Ds1 aged 11 is a happy enthusiastic sort of fellow. He is at a high performing comprehensive in London. We were given a pep talk at the beginning of the year as in There is no such thing as no homework, there is always something your child could be getting on with...Supervise like crazy etc etc.

However, despite a bit of a weekend pile-up quite often he seems to be finishing his homework within 30 mins on weeknights. He is getting B's not A's, but he is perfectly happy to achieve what he is achieving. There are no issues with doing the work, just that it is not really taking him as long as it could..He does extra-curricular activities most evenings, not especially sociable at home (ie: has no local friends visiting).

I'm not sure whether I should just go with this hanging around business...or start scheduling his free time a bit more if he doesn't have any obvious homework. He also plays two instruments, and sings in choir at school, so has quite a lot of time taken up at weekend with stuff to do with that...

I suppose what I am asking is...could it be a good thing to just let him get bored, and find his own interests/possibly meet up with some friends, in the absence of loads of formal homework, or should I be forcing him to up his game, learn more vocab, go over his Maths, insist on more practice, take him swimming.

I know what it feels like to be nagged and hasselled; I don't want to spoil what may be necessary downtime after school, he loves to chat, and just relax in his room with a book sports pages But I am worried he is just a bit of a procrastinator and needs to be given more prodding to achieve get down to things. I just hate the idea of being a ranting pushy mum.

swanthingafteranother Fri 19-Oct-12 09:35:34

blush I started this thread after reading the Oxbridge material thread. I am beginning to wonder if I am underambitious...hmm

swanthingafteranother Fri 19-Oct-12 09:38:17

Not that the OP who started that thread was ranting or pushy, I hasten to add, must more that I am just beginning to wonder whether I haven't understood the "rules of the game". This was sparked off by meeting another mum in the supermarket who told me her child was in top sets for everything, and got straight A's for everything, and she had told him, no after school activities if his grades started to slip shock. Maybe she had the right motivational angle which had inspired her child to do his absolute best.

Lancelottie Fri 19-Oct-12 09:42:38

That hits home (guilty as well). Here the serious pep talk didn't happen till Year 12, though (and DS1 has taken it to heart to the point that he claims he has no time to come and wash up because 'there's no such thing as no homework'. Right. Pull the other one, matey).
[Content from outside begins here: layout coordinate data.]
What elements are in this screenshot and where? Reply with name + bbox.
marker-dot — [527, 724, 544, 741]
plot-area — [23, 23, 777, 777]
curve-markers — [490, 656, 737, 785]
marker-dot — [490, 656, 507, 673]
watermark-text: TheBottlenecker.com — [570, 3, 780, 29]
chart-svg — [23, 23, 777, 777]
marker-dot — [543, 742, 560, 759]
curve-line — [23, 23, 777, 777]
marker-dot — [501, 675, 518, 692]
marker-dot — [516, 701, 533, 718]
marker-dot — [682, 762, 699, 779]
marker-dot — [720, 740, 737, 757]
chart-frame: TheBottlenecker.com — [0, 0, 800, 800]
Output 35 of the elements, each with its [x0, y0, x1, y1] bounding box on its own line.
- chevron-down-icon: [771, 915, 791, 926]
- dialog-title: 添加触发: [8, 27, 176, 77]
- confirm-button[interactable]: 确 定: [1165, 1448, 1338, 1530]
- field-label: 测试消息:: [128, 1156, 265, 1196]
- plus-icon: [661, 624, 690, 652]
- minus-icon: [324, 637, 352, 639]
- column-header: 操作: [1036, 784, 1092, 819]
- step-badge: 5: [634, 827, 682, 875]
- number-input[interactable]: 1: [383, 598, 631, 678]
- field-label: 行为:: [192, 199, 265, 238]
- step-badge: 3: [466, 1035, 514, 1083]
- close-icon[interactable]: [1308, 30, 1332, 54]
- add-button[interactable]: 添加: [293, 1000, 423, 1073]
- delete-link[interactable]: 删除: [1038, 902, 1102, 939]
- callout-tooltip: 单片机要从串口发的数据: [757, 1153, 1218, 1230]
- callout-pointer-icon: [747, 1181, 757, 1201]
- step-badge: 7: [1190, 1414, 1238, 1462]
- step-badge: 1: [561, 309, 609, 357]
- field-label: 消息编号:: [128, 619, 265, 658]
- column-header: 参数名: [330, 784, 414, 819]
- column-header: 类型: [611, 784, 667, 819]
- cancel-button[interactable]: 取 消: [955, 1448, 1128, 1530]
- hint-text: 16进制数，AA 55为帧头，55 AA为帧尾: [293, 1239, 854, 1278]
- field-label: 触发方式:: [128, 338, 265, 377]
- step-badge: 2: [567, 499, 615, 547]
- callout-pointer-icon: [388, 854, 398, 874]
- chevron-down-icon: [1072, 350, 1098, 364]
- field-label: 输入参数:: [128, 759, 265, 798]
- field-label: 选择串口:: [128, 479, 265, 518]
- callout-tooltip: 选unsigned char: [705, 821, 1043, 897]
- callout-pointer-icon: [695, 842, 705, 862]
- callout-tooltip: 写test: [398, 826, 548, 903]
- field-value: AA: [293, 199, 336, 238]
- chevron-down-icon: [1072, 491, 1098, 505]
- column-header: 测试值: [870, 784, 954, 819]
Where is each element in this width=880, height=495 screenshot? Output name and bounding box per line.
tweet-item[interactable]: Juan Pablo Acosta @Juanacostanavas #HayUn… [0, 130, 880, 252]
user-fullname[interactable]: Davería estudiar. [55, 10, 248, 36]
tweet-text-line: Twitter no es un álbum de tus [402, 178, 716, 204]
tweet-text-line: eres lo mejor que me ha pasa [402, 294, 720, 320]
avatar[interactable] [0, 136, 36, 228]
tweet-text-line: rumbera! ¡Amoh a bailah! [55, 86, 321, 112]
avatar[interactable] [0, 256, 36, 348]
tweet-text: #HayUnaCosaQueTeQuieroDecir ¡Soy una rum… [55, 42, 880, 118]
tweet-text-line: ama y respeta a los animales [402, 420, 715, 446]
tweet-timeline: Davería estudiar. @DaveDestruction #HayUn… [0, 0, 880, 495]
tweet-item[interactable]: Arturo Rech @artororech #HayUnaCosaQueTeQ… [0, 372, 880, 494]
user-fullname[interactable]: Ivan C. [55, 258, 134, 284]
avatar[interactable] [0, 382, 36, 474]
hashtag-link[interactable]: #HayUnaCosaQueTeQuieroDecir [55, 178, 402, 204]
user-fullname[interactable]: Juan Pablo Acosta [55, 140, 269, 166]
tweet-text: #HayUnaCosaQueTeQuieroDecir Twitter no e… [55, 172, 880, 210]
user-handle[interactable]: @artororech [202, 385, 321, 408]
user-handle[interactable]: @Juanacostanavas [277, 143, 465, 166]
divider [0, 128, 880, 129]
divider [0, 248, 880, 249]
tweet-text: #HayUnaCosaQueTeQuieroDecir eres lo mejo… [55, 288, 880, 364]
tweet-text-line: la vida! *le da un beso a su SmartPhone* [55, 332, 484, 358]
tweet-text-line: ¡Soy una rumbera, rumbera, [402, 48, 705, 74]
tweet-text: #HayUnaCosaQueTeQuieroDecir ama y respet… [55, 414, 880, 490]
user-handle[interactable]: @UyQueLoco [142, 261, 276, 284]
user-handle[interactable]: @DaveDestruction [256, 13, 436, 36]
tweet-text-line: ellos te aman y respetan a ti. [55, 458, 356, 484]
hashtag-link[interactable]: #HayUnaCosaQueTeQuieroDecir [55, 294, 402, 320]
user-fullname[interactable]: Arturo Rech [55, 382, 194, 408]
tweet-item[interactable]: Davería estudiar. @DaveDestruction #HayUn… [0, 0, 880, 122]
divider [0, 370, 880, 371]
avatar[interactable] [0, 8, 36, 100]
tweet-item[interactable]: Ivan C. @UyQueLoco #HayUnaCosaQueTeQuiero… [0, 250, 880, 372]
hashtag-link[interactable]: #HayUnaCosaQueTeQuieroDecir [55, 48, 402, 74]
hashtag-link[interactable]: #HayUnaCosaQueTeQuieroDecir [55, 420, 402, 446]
TBH after the time we had of it with DS1, I was happy for DS2 to bumble along doing what homework needed to be done for year 8, and upping his game for yr 9 when they were establishing sets for maths and science.

Notquite Fri 19-Oct-12 09:44:34

I think if he's doing his homework & getting Bs in year 8 (isn't he 12 if he's in yr 8?). He won't be falling behind so will be able to raise his game later if needs be. He's also doing purposeful extra-curricular stuff, I wouldn't worry too much.

Lancelottie Fri 19-Oct-12 09:47:09

You do sort of need to keep tabs on whether the school expects too little of your child (at our school, anyway). We found DS1 was predicted Cs in maths and graphics, for instance, and that the school was therefore quite happy for him to turn in C grade work. We (ahem) pushed him harder, and he managed an A in one and A* in the other.

swanthingafteranother Fri 19-Oct-12 10:09:08

Yes, you are right Notquite of course, he is 12grin not 13 till April either...

lance I love the bumbling along, I think we are family of bumblers in some respect. I suppose I have this deep seated fear of "pushing" ds or my other children (ds2 has ASD and he is 10), dunno why I assume they will have this innate self righting capacity.

Anyway, I think the answer is to just set a few more boundaries on the practice and homework time, and try and use the "free time" constructively, cooking conversation exercise rather than him just being at a loose end. I do get the feeling he is a bit bored at home,and waiting for something, anything to happen, that is why he seems to love all these extra-curricular things, possibly because he likes being kept busy. He certainly seems to really enjoy school.